Sequined Presley Offers Sometimes Gaudy Evening
by Susan Prevatte
The Robesonian
August 5, 1976.

Elvis Presley ascended the stage Tuesday night to the grandiose strains of "Thus Spake Zarathustra" and playfully introduced himself as "Wayne Newton."

He'd been preceded by a gospel quartet, a group of musicians from Las Vegas, a Canadian comedian who told sexist jokes and a female trio called the "Sweet Inspirations," so his appearance was greeted eagerly by the capacity audience.

Cameras flashing throughout his performance gave a constant strobe light effect. Presley, in a tight blue jumpsuit, matching jacket with a sequined eagle on the back and diamond jewelry, opened his fastpaced set with "See See Rider."

He went on to perform such hits and standards as "Jailhouse Rock," "Love Me Tender," "Dixie" and "Hawaiian Love Song," punctuating some of the faster numbers with a few of the contortions that won him the appellation "Elvis the Pelvis" in his heyday.
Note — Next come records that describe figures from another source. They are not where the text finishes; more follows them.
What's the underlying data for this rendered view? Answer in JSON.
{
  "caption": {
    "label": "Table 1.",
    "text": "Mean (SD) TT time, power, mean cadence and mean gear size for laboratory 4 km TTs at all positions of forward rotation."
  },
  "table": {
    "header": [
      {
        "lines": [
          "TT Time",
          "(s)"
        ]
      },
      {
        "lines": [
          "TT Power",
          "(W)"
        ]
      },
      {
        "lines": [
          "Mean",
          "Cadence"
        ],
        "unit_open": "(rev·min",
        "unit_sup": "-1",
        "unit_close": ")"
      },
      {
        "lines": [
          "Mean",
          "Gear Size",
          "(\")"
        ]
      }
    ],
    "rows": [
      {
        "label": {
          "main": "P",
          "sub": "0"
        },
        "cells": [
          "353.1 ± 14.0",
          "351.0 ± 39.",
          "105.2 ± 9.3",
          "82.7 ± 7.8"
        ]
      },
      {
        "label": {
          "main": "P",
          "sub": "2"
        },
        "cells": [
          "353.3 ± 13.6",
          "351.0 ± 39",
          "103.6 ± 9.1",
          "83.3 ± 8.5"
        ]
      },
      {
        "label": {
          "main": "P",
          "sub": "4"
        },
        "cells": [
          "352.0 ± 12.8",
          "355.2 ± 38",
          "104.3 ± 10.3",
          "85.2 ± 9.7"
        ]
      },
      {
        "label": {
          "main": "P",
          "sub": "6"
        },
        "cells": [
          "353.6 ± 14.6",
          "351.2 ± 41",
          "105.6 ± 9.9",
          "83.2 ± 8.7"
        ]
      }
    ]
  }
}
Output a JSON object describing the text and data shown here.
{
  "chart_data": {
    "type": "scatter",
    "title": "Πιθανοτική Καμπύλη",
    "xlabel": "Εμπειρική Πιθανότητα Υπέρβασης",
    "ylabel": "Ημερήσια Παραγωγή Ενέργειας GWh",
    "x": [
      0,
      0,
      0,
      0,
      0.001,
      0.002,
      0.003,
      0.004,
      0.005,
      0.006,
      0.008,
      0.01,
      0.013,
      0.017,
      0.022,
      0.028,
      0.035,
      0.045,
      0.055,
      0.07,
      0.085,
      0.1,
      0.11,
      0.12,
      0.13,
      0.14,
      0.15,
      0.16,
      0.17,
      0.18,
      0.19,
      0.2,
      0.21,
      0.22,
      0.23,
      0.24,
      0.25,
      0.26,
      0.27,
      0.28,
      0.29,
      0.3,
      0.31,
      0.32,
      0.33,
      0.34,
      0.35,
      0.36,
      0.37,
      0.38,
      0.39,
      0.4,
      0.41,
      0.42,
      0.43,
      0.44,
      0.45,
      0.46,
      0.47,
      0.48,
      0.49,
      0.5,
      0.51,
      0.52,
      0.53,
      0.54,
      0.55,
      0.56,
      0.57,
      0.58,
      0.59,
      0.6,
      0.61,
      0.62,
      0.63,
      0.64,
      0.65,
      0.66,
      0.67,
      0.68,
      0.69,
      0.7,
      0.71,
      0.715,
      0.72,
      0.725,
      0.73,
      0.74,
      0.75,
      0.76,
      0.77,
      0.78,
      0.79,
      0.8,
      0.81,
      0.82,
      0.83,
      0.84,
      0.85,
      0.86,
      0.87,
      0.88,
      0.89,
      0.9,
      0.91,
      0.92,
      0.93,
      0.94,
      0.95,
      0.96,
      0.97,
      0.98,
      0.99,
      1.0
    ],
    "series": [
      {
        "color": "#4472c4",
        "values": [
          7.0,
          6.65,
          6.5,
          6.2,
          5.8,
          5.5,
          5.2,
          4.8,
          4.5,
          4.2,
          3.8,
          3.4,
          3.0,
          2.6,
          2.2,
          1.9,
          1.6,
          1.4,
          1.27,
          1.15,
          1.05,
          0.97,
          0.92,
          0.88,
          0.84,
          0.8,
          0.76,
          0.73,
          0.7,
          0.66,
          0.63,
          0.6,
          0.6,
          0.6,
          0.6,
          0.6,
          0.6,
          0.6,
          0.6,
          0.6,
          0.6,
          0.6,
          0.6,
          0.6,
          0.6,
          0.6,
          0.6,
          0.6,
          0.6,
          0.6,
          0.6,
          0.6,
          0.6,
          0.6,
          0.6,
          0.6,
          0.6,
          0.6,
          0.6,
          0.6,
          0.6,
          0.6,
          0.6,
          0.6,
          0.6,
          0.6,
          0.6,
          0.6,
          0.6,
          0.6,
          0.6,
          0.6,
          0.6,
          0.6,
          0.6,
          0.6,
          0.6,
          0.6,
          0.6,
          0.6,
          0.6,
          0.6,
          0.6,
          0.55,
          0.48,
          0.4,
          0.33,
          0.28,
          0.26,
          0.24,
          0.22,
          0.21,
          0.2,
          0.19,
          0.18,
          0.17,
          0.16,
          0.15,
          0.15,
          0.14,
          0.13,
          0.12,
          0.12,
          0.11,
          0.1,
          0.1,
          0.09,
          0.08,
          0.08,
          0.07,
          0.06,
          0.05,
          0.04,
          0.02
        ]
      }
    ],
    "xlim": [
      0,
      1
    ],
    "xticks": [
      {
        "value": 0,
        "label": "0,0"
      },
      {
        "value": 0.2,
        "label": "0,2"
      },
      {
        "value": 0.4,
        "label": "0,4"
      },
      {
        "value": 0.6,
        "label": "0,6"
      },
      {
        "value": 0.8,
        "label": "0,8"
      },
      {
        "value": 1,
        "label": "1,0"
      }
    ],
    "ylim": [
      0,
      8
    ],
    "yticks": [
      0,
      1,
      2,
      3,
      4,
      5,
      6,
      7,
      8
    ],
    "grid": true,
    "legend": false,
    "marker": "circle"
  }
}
The crowd screamed when he unleashed the full impact of his incredible, sexy voice but this occurred only rarely, most notably at the conclusion of "I'm Hurting" after which Elvis, in full gear, plunged into "Ain't Nothing But A Hound Dog" accompanied by audience frenzy.

During the evening, which was a little gaudy at times but always entertaining, Elvis stuck a flower behind his ear, played with a puppet, threw scarves at the audience and accepted gifts, including a cake, a toy monkey and a dozen red long-stemmed roses.

His sense of humor, evidenced in joking remarks that sometimes poked subtle fun at his own image, was appealing. So was the feeling that we gazed on a legend in his own time, one who had preserved his own style through fads, fancies and the British invasion, to remain a talent and a success.